Revision as of 18:10, 17 August 2023

Utopian socialism is the term coined by Friedrich Engels to reference socialist currents whose motivation for socialism was sought in abstract thought such as rationality and morality as opposed to a socialism based in material conditions, or a socialist theoretical expression based on the materialist method. To this, Engels counterposed Marxism's scientific socialism, a term they used in the context of juxtaposition to utopian socialism and movements with similar characteristics. Marx argued that utopian socialism seeks for society to have to adjust itself to these abstract ideals, whereas communism is the real movement originating from the material conditions of capitalist society and the contradictions that spring from there.

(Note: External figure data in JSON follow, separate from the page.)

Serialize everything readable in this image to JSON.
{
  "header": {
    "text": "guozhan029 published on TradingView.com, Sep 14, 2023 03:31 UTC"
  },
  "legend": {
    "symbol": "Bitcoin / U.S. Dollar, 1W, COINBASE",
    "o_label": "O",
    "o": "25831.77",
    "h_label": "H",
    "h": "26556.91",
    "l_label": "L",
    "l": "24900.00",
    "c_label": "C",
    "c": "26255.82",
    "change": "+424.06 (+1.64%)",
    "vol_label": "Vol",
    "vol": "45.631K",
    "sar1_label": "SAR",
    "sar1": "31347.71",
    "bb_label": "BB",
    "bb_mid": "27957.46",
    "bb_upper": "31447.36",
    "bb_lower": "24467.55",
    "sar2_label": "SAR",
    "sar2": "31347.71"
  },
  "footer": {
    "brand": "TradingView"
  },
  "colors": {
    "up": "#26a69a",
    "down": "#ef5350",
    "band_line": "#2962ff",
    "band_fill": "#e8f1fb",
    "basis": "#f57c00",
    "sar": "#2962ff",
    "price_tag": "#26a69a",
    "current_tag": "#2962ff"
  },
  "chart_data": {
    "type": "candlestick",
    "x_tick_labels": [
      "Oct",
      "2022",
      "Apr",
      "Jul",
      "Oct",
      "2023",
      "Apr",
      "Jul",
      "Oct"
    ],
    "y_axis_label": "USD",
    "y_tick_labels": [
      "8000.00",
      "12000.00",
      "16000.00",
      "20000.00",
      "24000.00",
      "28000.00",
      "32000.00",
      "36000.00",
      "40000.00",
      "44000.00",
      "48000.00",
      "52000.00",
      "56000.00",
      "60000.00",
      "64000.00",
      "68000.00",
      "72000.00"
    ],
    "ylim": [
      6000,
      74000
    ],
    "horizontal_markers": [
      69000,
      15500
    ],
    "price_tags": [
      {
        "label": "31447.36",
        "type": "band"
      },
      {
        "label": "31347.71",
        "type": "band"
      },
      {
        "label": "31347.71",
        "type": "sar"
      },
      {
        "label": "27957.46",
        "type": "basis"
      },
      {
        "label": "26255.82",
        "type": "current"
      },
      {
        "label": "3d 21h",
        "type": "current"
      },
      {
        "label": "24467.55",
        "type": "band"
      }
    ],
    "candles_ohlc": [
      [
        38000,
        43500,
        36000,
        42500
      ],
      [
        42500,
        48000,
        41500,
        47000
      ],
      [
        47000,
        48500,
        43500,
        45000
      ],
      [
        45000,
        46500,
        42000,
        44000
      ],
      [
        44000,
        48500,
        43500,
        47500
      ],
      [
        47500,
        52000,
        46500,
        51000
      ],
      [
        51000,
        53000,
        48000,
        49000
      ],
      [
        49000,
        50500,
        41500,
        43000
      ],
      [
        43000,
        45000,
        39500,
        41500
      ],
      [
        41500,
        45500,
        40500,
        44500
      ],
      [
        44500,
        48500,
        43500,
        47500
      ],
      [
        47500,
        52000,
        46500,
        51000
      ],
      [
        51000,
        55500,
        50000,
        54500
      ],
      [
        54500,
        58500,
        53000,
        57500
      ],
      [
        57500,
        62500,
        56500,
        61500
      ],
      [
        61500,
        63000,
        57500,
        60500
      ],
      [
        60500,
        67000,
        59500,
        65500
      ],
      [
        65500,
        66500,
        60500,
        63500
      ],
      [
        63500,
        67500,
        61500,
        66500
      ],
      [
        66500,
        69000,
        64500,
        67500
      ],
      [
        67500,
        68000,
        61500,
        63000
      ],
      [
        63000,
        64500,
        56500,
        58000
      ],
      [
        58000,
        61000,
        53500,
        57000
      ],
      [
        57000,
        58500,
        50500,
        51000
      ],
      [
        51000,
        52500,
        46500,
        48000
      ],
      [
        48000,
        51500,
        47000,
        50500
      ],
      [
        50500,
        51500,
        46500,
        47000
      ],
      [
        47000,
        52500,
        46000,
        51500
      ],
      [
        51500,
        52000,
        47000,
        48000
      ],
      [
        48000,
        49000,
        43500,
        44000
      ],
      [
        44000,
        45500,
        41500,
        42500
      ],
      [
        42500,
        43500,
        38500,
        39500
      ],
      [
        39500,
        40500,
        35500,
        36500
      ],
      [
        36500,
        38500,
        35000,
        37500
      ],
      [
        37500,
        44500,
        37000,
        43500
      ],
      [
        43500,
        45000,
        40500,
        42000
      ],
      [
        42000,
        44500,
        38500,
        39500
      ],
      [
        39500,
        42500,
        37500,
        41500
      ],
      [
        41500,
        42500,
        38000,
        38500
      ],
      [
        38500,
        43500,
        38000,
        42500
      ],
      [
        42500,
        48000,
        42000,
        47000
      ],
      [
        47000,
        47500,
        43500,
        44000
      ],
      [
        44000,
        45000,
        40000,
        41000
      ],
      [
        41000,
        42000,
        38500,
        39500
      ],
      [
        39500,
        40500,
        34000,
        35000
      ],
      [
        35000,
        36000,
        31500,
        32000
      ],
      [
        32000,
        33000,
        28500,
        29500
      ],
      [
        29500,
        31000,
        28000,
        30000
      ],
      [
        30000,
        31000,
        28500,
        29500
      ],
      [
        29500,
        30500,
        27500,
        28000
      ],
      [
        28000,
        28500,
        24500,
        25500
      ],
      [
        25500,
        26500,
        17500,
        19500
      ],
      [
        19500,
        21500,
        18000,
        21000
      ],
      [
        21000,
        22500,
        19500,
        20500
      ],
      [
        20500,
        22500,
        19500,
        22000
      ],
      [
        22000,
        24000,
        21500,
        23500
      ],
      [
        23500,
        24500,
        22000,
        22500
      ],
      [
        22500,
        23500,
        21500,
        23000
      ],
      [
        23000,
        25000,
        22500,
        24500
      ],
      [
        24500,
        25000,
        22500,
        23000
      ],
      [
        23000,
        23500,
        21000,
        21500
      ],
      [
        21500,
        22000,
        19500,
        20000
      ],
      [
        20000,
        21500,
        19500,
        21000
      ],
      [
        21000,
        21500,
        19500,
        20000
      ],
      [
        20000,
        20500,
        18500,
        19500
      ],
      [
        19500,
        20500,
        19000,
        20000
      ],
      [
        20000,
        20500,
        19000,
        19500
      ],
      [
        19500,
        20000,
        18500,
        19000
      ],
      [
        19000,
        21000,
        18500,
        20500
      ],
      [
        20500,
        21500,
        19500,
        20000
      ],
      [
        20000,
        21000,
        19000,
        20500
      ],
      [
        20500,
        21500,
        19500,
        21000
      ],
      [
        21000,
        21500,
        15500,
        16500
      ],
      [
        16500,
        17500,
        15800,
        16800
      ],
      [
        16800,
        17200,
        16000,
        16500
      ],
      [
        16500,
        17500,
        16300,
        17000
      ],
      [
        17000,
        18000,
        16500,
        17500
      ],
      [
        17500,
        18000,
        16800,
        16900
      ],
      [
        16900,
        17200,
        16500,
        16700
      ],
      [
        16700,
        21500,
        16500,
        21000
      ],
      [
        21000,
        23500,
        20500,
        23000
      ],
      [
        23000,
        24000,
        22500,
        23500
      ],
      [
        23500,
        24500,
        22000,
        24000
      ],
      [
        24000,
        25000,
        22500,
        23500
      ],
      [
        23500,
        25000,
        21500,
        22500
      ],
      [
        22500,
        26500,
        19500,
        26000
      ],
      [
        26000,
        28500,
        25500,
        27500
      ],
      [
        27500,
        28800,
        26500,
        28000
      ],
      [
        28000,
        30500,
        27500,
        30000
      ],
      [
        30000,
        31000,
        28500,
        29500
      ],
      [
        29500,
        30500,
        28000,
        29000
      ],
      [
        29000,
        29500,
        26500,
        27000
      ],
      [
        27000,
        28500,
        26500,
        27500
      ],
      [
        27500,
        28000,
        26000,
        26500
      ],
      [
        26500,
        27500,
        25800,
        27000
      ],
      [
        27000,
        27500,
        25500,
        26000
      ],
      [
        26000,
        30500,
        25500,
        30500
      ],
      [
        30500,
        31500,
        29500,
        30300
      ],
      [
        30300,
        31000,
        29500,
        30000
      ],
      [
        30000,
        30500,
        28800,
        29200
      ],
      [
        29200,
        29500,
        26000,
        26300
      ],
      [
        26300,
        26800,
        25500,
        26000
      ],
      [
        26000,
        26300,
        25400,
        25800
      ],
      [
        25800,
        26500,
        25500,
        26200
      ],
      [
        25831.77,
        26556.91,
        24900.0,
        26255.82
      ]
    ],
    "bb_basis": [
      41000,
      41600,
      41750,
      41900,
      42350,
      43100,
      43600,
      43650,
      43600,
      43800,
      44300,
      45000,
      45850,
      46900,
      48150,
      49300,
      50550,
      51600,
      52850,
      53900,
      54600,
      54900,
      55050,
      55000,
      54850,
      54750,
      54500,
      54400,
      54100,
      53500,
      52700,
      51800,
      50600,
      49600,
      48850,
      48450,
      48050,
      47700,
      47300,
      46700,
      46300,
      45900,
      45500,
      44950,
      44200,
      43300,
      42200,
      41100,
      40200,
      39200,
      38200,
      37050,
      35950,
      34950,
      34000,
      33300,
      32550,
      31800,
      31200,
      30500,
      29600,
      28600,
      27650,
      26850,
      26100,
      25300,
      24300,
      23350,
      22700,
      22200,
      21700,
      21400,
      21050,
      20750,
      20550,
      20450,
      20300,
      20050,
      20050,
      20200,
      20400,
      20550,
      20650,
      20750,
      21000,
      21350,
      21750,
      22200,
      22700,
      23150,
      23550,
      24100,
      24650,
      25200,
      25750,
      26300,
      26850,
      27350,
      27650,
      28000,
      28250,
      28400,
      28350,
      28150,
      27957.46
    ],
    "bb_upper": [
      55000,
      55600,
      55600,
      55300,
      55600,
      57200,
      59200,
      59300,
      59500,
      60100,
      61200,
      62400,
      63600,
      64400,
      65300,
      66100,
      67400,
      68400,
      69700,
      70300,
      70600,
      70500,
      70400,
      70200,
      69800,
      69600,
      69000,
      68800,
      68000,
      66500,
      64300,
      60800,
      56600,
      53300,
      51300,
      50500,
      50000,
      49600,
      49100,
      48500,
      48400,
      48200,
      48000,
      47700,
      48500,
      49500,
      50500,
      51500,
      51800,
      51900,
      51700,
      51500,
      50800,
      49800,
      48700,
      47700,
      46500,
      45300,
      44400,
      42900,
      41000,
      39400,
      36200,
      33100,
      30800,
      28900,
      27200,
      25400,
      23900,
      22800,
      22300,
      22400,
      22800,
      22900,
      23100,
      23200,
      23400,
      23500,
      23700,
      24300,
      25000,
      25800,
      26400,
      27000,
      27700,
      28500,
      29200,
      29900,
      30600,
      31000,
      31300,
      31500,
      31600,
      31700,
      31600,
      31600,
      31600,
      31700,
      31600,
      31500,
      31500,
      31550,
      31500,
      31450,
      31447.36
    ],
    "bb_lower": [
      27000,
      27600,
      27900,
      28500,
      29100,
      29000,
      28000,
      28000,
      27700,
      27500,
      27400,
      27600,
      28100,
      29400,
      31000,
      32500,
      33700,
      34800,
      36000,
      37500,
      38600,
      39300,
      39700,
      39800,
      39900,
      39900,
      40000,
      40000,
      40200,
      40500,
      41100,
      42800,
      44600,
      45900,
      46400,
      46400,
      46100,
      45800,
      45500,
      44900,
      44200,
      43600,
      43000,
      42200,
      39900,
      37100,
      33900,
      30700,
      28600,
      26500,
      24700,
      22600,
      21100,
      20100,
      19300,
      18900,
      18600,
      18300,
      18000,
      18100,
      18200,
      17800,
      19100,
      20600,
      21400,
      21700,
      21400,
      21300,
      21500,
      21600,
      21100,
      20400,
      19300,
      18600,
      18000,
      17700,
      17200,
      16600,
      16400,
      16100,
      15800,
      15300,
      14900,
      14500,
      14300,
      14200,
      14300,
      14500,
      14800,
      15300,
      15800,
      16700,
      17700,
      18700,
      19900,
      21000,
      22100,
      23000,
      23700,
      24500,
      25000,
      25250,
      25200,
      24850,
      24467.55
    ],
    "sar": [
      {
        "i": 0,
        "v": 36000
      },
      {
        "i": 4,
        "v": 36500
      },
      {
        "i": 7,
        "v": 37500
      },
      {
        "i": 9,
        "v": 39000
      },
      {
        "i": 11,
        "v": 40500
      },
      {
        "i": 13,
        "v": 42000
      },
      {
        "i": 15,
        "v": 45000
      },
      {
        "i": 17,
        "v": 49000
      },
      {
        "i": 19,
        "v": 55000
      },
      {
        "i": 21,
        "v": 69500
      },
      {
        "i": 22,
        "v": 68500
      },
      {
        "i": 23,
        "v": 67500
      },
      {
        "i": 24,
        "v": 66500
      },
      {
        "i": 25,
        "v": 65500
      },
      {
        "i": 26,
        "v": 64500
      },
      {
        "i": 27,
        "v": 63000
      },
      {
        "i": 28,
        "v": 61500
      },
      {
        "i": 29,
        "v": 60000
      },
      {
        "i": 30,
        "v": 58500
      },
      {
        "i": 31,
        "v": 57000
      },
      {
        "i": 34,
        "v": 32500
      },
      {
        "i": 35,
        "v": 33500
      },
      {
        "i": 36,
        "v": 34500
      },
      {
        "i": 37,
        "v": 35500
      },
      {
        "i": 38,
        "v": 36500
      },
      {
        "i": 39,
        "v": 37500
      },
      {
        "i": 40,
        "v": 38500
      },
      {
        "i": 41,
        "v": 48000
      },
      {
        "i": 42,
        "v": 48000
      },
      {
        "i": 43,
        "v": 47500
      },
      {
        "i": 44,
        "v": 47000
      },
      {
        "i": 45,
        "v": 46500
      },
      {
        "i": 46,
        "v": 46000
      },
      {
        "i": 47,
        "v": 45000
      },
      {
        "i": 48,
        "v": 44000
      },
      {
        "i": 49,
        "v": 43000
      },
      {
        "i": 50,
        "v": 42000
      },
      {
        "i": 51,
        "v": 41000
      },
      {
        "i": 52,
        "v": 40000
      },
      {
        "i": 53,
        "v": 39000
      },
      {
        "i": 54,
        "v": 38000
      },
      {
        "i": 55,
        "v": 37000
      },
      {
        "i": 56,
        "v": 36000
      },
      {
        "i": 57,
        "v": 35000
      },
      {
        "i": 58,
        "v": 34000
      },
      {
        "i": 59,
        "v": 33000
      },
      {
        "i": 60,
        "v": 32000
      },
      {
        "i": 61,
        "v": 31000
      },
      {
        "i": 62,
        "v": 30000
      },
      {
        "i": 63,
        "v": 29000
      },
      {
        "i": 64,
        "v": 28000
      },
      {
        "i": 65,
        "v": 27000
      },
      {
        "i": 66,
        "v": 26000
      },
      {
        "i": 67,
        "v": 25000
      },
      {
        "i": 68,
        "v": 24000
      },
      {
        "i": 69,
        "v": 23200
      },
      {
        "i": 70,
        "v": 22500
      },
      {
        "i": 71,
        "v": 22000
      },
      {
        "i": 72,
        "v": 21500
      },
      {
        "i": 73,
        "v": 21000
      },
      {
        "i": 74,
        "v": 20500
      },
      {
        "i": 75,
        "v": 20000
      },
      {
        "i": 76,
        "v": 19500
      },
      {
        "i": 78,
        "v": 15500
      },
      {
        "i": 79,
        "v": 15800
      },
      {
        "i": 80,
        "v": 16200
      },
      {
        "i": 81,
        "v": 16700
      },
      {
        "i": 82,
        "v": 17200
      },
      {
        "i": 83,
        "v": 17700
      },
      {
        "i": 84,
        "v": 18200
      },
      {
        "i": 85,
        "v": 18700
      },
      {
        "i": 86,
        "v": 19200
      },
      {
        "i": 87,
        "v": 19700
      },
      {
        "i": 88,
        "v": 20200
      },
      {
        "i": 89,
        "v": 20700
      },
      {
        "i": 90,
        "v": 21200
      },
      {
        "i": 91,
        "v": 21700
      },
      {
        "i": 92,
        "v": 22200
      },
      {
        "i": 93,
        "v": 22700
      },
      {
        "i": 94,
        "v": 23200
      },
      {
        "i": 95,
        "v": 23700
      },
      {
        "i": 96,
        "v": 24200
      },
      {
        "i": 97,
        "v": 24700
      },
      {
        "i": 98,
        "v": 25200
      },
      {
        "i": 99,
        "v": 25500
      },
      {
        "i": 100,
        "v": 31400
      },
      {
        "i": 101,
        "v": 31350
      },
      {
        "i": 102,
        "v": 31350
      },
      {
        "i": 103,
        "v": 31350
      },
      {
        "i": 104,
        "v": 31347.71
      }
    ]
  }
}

Marx elaborated on this critique in Consequences of June 13, 1849: "While this utopian doctrinaire socialism, which subordinates the total movement to one of its stages, which puts in place of common social production the brainwork of individual pedants and, above all, in fantasy does away with the revolutionary struggle of the classes and its requirements by small conjurers' tricks or great sentimentality, while this doctrinaire socialism, which at bottom only idealizes present society, takes a picture of it without shadows, and wants to achieve its ideal athwart the realities of present society; while the proletariat surrenders this socialism to the petty bourgeoisie; while the struggle of the different socialist leaders among themselves sets forth each of the so-called systems as a pretentious adherence to one of the transit points of the social revolution as against another – the proletariat rallies more and more around revolutionary socialism, around communism".[1]

Utopian socialists often, but not always, articulated specific blueprints. According to Amadeo Bordiga, "communism presents itself as the transcendence of the systems of utopian socialism which seek to eliminate the faults of social organisation by instituting complete plans for a new organisation of society whose possibility of realisation was not put in relationship to the real development of history."[2]